With the government showing little sign of reopening, Gottlieb is attempting to bring back some furloughed employees to work without pay. Their first order of business would be inspecting high-risk facilities that are under the FDA’s purview, such as cheese producers.

But Gottlieb acknowledged to NBC News that working without pay is far from ideal, especially for food inspectors, who are not paid very well and sometimes expected to use their own credit cards for travel.

Gottlieb is worried about hurting employees who have been furloughed. He has come up with one creative way to limit out-of-pocket expenses. Food inspectors who travel overseas use credit cards that are billed in their own names, and the staff are reimbursed later by the FDA. Foreign travel can rack up thousands or tens of thousands of dollars in charges quickly, so Gottlieb said he was working to change that billing so it goes straight to the agency.
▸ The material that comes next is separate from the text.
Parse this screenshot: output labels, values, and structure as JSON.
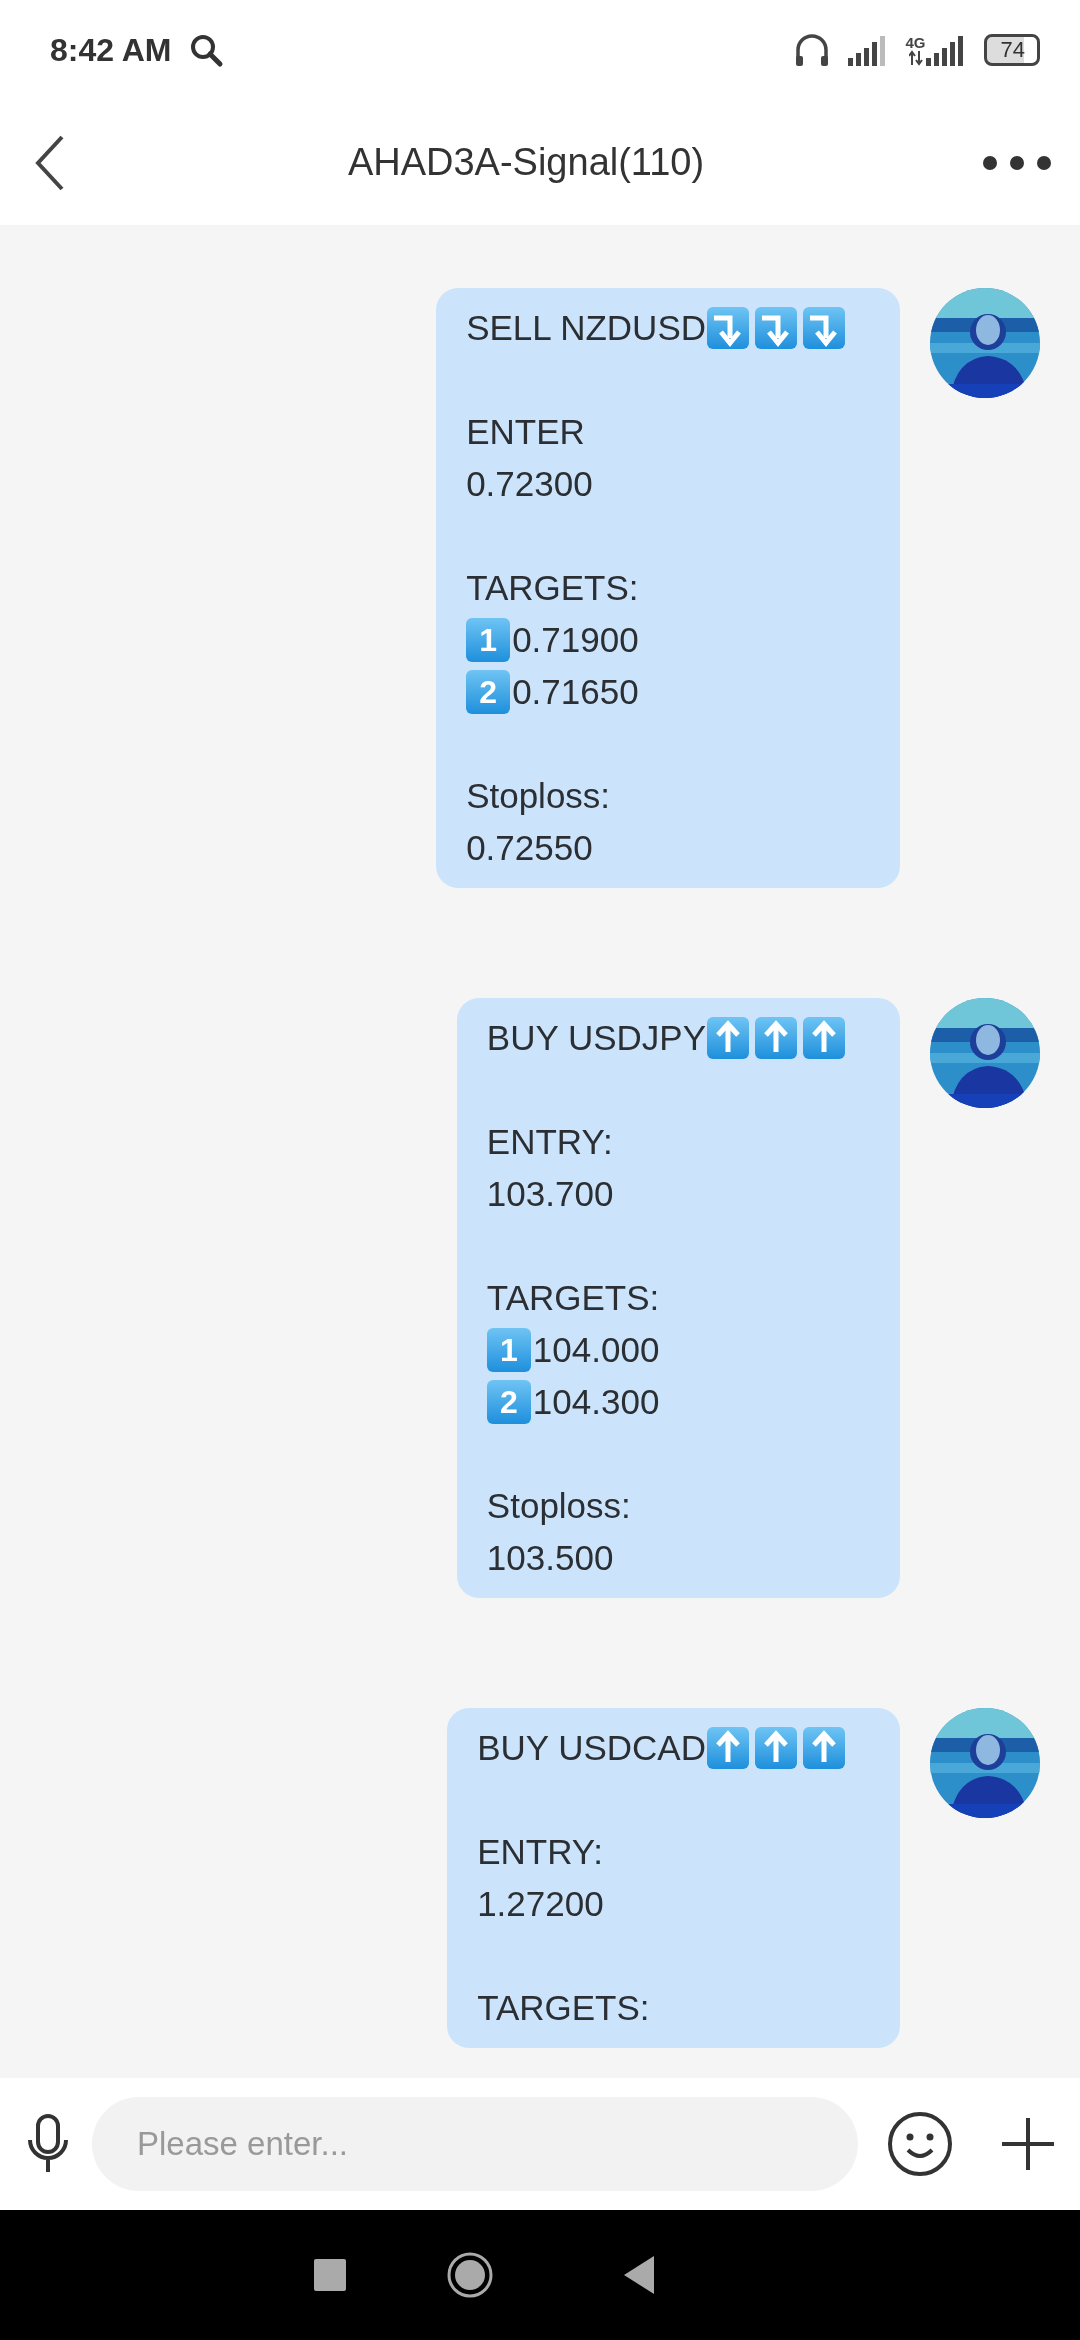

But there’s another issue for inspectors, many of whom are not paid especially high salaries and who may be living paycheck to paycheck. FDA food inspectors often start at what is known as a GS-5 on the federal government pay scale — a job with a base pay of $30,000 to $37,000 a year.

Nearly three weeks since the shutdown began, advocacy groups are raising concerns about the FDA’s limited capacity. Fewer inspections “puts our food supply at risk,” Sarah Sorscher, deputy director of regulatory affairs at the Center for Science in the Public Interest, told the Washington Post. “Regular inspections, which help stop foodborne illness before people get sick, are vital.”